The figure shows this effect in the spectrum of sound from two overlapping speakers for a single 40-millisecond time frame (one time slice from a spectrogram). Talker A, a female, is louder over most of the higher frequencies whereas talker B, a male, is louder over most of the lower frequencies. In most frequency regions, the spectrum of the dominant speaker is very close to the spectrum of the mixture.
We can exploit this feature by using a so-called masking function. This function indicates which speaker dominates at each frequency band in a frame. The masking function for the whole spectrogram divides the data into regions in which talker A dominates and regions in which talker B dominates. If we know the masking function, we can evaluate both talkers’ speech independently: each talker’s speech must match the total sound where that talker dominates and it must be quieter than the total sound elsewhere. Finding the best estimate of A’s speech no longer depends on our estimate of B’s speech except for the information carried by the masking function.

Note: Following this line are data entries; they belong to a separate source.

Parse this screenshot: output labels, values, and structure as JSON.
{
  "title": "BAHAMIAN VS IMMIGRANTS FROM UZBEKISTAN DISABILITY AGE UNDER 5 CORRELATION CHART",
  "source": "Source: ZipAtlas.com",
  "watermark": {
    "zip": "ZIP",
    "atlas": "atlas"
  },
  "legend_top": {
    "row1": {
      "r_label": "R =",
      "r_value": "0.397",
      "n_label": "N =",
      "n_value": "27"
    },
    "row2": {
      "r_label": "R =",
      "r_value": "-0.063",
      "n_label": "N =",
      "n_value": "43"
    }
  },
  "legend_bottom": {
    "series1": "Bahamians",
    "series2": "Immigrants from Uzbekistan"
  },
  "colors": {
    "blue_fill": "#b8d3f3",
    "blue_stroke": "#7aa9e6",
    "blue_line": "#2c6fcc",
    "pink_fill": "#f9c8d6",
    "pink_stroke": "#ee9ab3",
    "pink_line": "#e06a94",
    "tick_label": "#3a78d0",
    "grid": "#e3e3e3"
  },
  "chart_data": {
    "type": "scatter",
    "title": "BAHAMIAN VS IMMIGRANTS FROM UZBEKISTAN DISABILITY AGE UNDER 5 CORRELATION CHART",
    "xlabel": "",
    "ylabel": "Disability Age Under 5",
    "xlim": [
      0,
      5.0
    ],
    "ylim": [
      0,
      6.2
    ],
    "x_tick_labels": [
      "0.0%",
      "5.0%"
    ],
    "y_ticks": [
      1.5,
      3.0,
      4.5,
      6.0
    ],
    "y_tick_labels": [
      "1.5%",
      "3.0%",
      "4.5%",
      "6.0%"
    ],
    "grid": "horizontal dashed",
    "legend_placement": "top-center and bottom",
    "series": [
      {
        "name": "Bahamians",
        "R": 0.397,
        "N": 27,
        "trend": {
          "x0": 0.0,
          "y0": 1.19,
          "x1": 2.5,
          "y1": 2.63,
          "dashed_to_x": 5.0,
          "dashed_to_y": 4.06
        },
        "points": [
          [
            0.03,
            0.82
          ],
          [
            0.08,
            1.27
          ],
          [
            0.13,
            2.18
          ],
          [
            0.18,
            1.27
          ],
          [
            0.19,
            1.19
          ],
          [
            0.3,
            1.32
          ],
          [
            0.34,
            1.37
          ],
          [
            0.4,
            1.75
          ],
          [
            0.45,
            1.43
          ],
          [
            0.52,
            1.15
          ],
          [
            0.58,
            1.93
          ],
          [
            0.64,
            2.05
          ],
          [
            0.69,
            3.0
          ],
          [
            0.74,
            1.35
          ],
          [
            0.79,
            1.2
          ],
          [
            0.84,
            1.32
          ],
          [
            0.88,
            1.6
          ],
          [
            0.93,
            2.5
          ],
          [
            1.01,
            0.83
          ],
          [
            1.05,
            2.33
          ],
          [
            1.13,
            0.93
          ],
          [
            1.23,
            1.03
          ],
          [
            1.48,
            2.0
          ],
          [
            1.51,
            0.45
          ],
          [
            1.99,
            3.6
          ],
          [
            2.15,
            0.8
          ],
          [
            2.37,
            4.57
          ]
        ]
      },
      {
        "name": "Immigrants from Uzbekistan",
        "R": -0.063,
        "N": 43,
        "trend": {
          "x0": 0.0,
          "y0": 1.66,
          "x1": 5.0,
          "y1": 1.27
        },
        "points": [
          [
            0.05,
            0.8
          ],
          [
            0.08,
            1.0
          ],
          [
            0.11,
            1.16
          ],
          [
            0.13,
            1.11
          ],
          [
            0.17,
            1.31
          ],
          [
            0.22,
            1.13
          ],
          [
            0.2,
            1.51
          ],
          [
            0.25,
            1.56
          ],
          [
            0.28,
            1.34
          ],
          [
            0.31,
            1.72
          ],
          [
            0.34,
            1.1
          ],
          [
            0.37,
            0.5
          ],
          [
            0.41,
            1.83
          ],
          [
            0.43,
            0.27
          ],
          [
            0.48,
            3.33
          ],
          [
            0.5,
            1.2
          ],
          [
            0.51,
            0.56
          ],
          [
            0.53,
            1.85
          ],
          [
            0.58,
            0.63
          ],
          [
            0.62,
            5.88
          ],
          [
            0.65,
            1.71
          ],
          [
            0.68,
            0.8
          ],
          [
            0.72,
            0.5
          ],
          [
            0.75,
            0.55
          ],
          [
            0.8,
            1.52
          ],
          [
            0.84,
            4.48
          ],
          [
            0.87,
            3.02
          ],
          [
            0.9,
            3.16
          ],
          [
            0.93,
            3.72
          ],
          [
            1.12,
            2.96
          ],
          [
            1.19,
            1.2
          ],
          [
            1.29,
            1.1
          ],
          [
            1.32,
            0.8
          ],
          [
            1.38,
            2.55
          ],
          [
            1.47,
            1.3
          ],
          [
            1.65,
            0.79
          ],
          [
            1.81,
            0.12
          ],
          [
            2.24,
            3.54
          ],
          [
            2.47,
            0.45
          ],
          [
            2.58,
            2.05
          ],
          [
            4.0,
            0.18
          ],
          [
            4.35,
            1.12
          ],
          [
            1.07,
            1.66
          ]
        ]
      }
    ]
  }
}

Recently we discovered how to separate speech efficiently using these masking functions. We do so by alternating between two steps. In one step we use our current beliefs about the talkers’ speech to estimate beliefs (probabilities) about the masking functions. In the other, we use the masking functions to update our beliefs about the speech of all the speakers.
The ability to carry along many possible masking functions through the iterations greatly reduces the chances of getting stuck in the wrong valley of the landscape.
14. Multiple talkers
The new algorithm based on speaker masking makes it possible to separate more complicated speech mixtures that were previously beyond the reach of computerized analysis. For example, the algorithm has successfully extracted the speech of one talker from the babble of three other talkers:
- Click arrow for audio
- MP3 file
The mixed speech consists of people saying these sentences:
Lay white at K 5 again.
Bin blue by M zero now.
Set green in M 7 please.
Lay green with S 7 please
Our algorithm’s reconstruction of the third of these speakers sounds is very clear:
- Click arrow for audio
- MP3 file
The task of discerning that talker is made all the harder because some of the other people are speaking at a louder volume. Despite that challenge, our algorithm reconstructs the target speech accurately enough to recognize the words correctly.
These spectrograms illustrate the mixed speech, the actual target speech and our reconstruction of it:
The color scale goes from low power (blue) to high power (red).
The masking function that makes this speech separation possible can also be depicted as a kind of spectrogram. In these images, a white area indicates that the target speaker dominates the audio signal in that frequency band at that time and black areas indicate where sound from the other speakers dominates.
By the end of the iteration process, our algorithm’s estimate of the masking function based on its analysis of the mixed audio is quite close to the actual masking function computed using the true audio signals that made up the mixture.
This approach to speech separation has applications far more important than audio surveillance or improvement of speech recognition in general. The basic problem of separating signals is fundamental, appearing in a broad spectrum of applications ranging from brain imaging analysis to development of intelligent robots. It will be some time before a mechanical bartender takes your cocktail order over the chatter of a festive party, but the era of robust robotic audio interaction has now begun.